Otherwise, JFK faced serious conflicts with our allies in Europe, in particular President Charles de Gaulle of France. Premier Nikita Khrushchev of the Soviet Union provoked almost nonstop confrontations, especially over Berlin as well as Cuba.
Two years ago, Britain's Prime Minister David Cameron visited President Barack Obama. Their session before Washington media underscored our cooperation. They emphasized the importance of tough nuclear negotiations with Iran.
Hard international realities were faced head-on. There was honest effort to explain the high stakes involved, and also the great difficulty of negotiating a viable durable agreement with Tehran.
Cameron worked contacting members of the Senate to argue against more sanctions on Iran. The absence of any meaningful backlash reflects the unusually close nature of this alliance.
The 'special relationship' between Britain and the U.S., forged during the terrible first years of World War II, has endured down to the present despite sometimes severe strains.

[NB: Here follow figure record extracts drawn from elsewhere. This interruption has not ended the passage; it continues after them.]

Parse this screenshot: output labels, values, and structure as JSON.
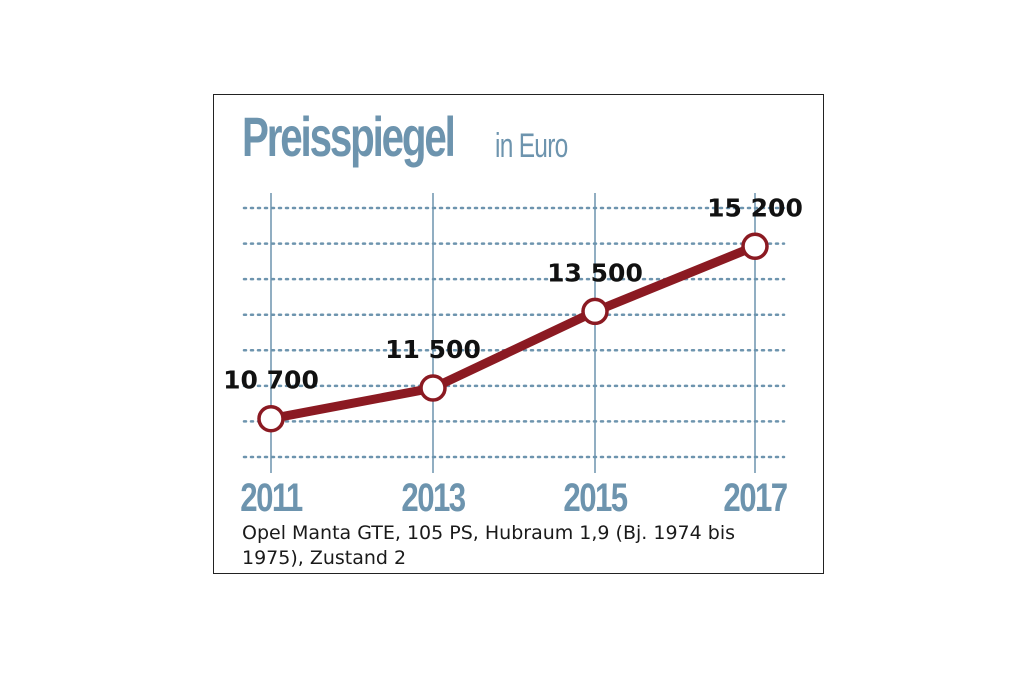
{
  "chart_data": {
    "type": "line",
    "title": "Preisspiegel",
    "subtitle": "in Euro",
    "caption": "Opel Manta GTE, 105 PS, Hubraum 1,9 (Bj. 1974 bis 1975), Zustand 2",
    "categories": [
      "2011",
      "2013",
      "2015",
      "2017"
    ],
    "series": [
      {
        "values": [
          10700,
          11500,
          13500,
          15200
        ],
        "labels": [
          "10 700",
          "11 500",
          "13 500",
          "15 200"
        ]
      }
    ],
    "ylim": [
      9700,
      16200
    ],
    "grid": true,
    "colors": {
      "line": "#8b1a22",
      "marker_fill": "#ffffff",
      "grid": "#6d94ae",
      "title": "#6d94ae",
      "year_labels": "#6d94ae",
      "value_labels": "#111111"
    }
  }
}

The evolution of the durable Anglo-American partnership highlights important events of that global total war, and the Cold War and post-Cold War era which have followed. These include fundamental commitment to the rule of law, free trade and democratic institutions.
David Cameron's predecessor Tony Blair paid a high political price for his faithful support of the administration of George W. Bush in the invasion of Iraq. Blair survived politically, and led his Labour Party to another election victory, but ultimately was rejected. More important, the Anglo-American military alliance, and the durable wider NATO structure, was at no point seriously threatened.
During the mid-1960s, the Johnson administration pressed extremely hard for at least token direct military participation in the Vietnam War. Australia and New Zealand, both members of the British Commonwealth, did provide forces. In the case of Australia, there was considerably more than a token commitment.
Britain remained out of that war, for good reasons. In hindsight, this lack of support by a close ally was a clear indication of the questionable nature of the American military adventure.
From the other direction, the most serious Anglo-American and wider Atlantic alliance crisis was over the Suez Canal in 1956. Britain, France and Israel launched a coordinated surprise military attack to retake the waterway and associated territory from Egypt's nationalist government.
President Dwight Eisenhower was completely opposed as well as offended by lack of consultation. His administration forced an abrupt halt to the operation. No crisis since has so seriously threatened the alliance.
Economics strengthens alliance cooperation. Prime Minister Margaret Thatcher's deregulation of the economy in the 1980s pays powerful dividends today. Canary Wharf, formerly grim docks and working-class housing blocks in eastern London, has been transformed into a mammoth global commercial center. Modern skyscrapers dominate the horizon, complemented by retail outlets. Mrs. Thatcher's heavy-handed style earned her the sobriquet of 'The Iron Lady,' but forceful reforms were crucial to contemporary British prosperity and strength.
Bundy's point at heart refers to our shared core values, which in turn facilitate policy cooperation. World War II cemented this partnership. Our collaboration continues.